Altaeros Energies, based in Somerville, Massachusetts, is building its permanent research and development center in Fremont, which will house its SuperTower blimp called an aerostat.
According to Altaeros, the tethered blimp will be capable of carrying enough broadband cellular service to replace 20 to 30 cellular towers. The company's goal is to make cellular connectivity for rural and remote communities more affordable first in the US and then worldwide.
Ben Glass, CEO of Altaeros Energies, said that they will provide service to big and small cellular carriers so that they can expand into rural communities.
The construction site for the R and D Center is located at 662 Main Street in Fremont. It will include a concrete launch pad and an oversized hanger to house the aerostat.
Glass said the aerostat will be lifted 800-850 feet into the air being powered by helium.
Scott Dyer, site operations manager for Rubb Building Systems, which is in charge of the building, said the project has a 6-7 week timeline.

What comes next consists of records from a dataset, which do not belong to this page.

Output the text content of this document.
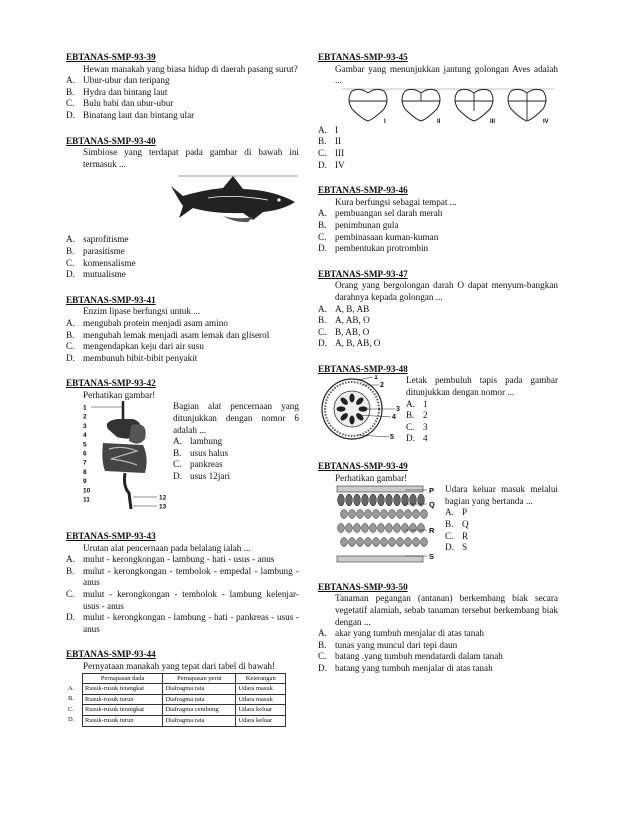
EBTANAS-SMP-93-39
Hewan manakah yang biasa hidup di daerah pasang surut?
A. Ubur-ubur dan teripang
B. Hydra dan bintang laut
C. Bulu babi dan ubur-ubur
D. Binatang laut dan bintang ular
EBTANAS-SMP-93-40
Simbiose yang terdapat pada gambar di bawah ini termasuk ...
A. saprofitisme
B. parasitisme
C. komensalisme
D. mutualisme
EBTANAS-SMP-93-41
Enzim lipase berfungsi untuk ...
A. mengubah protein menjadi asam amino
B. mengubah lemak menjadi asam lemak dan gliserol
C. mengendapkan keju dari air susu
D. membunuh bibit-bibit penyakit
EBTANAS-SMP-93-42
Perhatikan gambar!
1
2
3
4
5
6
7
8
9
10
11	12
13
Bagian alat pencernaan yang ditunjukkan dengan nomor 6 adalah ...
A. lambung
B. usus halus
C. pankreas
D. usus 12jari
EBTANAS-SMP-93-43
Urutan alat pencernaan pada belalang ialah ...
A. mulut - kerongkongan - lambung - hati - usus - anus
B. mulut - kerongkongan - tembolok - empedal - lambung - anus
C. mulut - kerongkongan - tembolok - lambung kelenjar- usus - anus
D. mulut - kerongkongan - lambung - hati - pankreas - usus - anus
EBTANAS-SMP-93-44
Pernyataan manakah yang tepat dari tabel di bawah!
	Pernapasan dada	Pernapasan perut	Keterangan
A.	Rusuk-rusuk terangkat	Diafragma rata	Udara masuk
B.	Rusuk-rusuk turun	Diafragma rata	Udara masuk
C.	Rusuk-rusuk terangkat	Diafragma cembung	Udara keluar
D.	Rusuk-rusuk turun	Diafragma rata	Udara keluar
EBTANAS-SMP-93-45
Gambar yang menunjukkan jantung golongan Aves adalah ...
I	II	III	IV
A. I
B. II
C. III
D. IV
EBTANAS-SMP-93-46
Kura berfungsi sebagai tempat ...
A. pembuangan sel darah merah
B. penimbunan gula
C. pembinasaan kuman-kuman
D. pembentukan protrombin
EBTANAS-SMP-93-47
Orang yang bergolongan darah O dapat menyum-bangkan darahnya kepada golongan ...
A. A, B, AB
B. A, AB, O
C. B, AB, O
D. A, B, AB, O
EBTANAS-SMP-93-48
1
2
3
4
5
Letak pembuluh tapis pada gambar ditunjukkan dengan nomor ...
A. 1
B. 2
C. 3
D. 4
EBTANAS-SMP-93-49
Perhatikan gambar!
P
Q
R
S
Udara keluar masuk melalui bagian yang bertanda ...
A. P
B. Q
C. R
D. S
EBTANAS-SMP-93-50
Tanaman pegangan (antanan) berkembang biak secara vegetatif alamiah, sebab tanaman tersebut berkembang biak dengan ...
A. akar yang tumbuh menjalar di atas tanah
B. tunas yang muncul dari tepi daun
C. batang .yang tumbuh mendatardi dalam tanah
D. batang yang tumbuh menjalar di atas tanah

Dyer said Altaeros plans to lift the blimp in April or May.
Residents in Fremont appear to be embracing the airborne experiment.
"Seems like a pretty unbelievable thing," said Steven Bonaccorsi at Fremont Pizzeria and Restaurant. "What I think is great about it, is that it's up in the air."
Cathy Murdock of Fremont said, " I think I would be intrigued."
Selectman Roger Barham said the nearby residents will endure minimal impact during the construction and subsequent testing site.
Barham said in a statement that "the existing parcel is primarily operating as an excavation and gravel site on a parcel footprint of approximately 180 acres. The Altaeros site has been located at the center of the parcel so that its proximity to abutting residents is greater. The nature of the Altaeros operation has little environmental concerns, and noise was not raised as a potential concern. The visibility of the aerostat whilst it is in operation was discussed extensively. The consensus was that this was not a major concern given the aerostat is a test unit and not airborne continuously, and its size and height in conjunction with the proximity of trees."
Barham said the town Planning Board approved Altaeros application to fit the testing site because the applicant met all zoning and site plan regulations, and had obtained all necessary permits prior to construction. During the public hearing process the site did pose any significant impact to the town. Although the development of the site will not improve cell phone coverage in the town, the Planning Board is required to act impartially and balance the rights of the landowner and represent the interest of the town and its residents.
Glass said they plan to target rural Maine first for improving cellular service. While the blimp won't impact Fremont right now, Glass said they are considering the area in the future.